Een man vindt in de trein een achtergelaten rugzak, met daarin een dossier van een civiele procedure bij het Gerechtshof ’s-Hertogenbosch. Zijn snode plan om in ruil voor het dossier geld los te krijgen bij het advocatenkantoor dat in de stukken voorkomt, lijkt heel even te lukken.
Het eind mei 2019 achtergelaten dossier is van een civiele procedure tegen een ziekenhuis, die dient bij het gerechtshof in Den Bosch. De documenten in de ordner zijn doorspekt met privacygevoelige medische informatie. Ook zitten er pleitnota’s bij. Later blijkt dat een raadsheer van het hof de rugzak per ongeluk in het bagagerek van de trein had laten liggen.
In plaats van netjes contact op te nemen met het hof, besluit de verdachte een slaatje te slaan uit zijn vondst. Hiervoor laat hij een medeverdachte – die in geldnood zit – bellen met het advocatenkantoor dat in de stukken voorkomt. Ze zullen de gevonden gegevens met de media delen als er niet wordt betaald, zo is het plan. ‘Zou zo maar ns n dikke 10 rugge opleveren en zonder boze blikken zo,’ appt de hoofddader aan de medepleger.
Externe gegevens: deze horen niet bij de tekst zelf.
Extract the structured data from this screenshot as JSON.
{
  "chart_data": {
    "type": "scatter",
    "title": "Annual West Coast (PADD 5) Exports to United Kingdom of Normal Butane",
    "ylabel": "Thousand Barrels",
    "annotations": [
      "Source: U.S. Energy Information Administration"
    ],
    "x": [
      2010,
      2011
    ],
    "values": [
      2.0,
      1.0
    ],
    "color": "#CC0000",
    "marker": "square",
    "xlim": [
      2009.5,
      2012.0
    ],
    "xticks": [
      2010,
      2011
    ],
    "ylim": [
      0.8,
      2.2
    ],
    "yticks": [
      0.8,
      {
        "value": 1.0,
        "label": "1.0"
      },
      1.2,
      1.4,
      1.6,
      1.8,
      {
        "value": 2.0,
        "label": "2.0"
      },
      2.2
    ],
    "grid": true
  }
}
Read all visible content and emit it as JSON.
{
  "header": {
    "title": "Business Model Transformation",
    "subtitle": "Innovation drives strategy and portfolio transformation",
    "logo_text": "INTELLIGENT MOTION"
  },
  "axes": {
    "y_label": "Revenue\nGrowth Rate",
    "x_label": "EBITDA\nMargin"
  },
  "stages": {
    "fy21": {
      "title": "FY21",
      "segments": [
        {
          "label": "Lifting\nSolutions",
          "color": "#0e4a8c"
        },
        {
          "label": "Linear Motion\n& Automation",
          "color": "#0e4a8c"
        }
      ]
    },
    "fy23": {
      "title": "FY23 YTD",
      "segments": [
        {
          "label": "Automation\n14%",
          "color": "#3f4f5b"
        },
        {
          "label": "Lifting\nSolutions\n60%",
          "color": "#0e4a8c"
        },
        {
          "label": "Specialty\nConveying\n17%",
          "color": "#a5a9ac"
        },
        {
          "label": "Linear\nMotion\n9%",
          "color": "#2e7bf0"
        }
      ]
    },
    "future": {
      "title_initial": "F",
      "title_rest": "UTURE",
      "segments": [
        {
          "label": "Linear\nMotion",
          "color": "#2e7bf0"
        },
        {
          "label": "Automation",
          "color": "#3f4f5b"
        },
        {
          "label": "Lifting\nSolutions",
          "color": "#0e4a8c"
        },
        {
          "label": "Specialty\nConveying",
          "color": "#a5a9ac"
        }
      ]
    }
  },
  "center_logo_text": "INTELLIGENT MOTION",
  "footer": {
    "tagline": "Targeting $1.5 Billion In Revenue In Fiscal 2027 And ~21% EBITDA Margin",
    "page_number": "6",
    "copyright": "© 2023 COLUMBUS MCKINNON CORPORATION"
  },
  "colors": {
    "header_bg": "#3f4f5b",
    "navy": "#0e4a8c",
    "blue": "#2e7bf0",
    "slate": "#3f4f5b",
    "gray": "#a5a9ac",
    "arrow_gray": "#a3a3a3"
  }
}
Bij een eerste belpoging vangt de mededader nog bot, zo blijkt uit de getuigenis van een van de advocaten van het kantoor: ‘Het gesprek kantelde op een gegeven moment toen hij zei dat ze een financieel voorstel wilden hebben en dat […] ze in eerste instantie contact wilden leggen met De Telegraaf. Daar heb ik het initiatief overgenomen en gezegd dat als de stukken van iemand anders zijn en hij dit weet, dat hij op deze manier een strafbaar feit begaat en dat ik me niet laat chanteren.’
Als het advocatenkantoor voor de tweede keer wordt gebeld, komt het tot een afspraak op de parkeerplaats van een hotel in Ridderkerk. De verdachte en zijn kompaan dragen het dossier tegen betaling van 1.500 euro over aan een tussenpersoon van het advocatenkantoor. Ze hebben op dat moment echter niet in de gaten dat die tussenpersoon een politieagent is. Na de overdacht worden ze ter plekke aangehouden.
‘Verdachte heeft bij het plegen van het feit gehandeld uit puur winstbejag en heeft zich niets aangetrokken van de belangen van de benadeelden,’ oordeelt de rechtbank Oost-Brabant in een vonnis van maandag 23 maart. Toch worden de verdachten enkel veroordeeld voor de verduistering van de processtukken: de chantagepoging uit winstbejag is volgens de rechter niet overtuigend bewezen.
Bij het bepalen van de strafmaat laat de rechter wel meewegen dat de verdachte op het moment van de verduistering nog in zijn proeftijd zat als gevolg van een eerdere veroordeling, en komt daarmee uit op 111 dagen cel, waarvan 60 dagen voorwaardelijk. De medepleger is veroordeeld tot een taakstraf van 100 uur.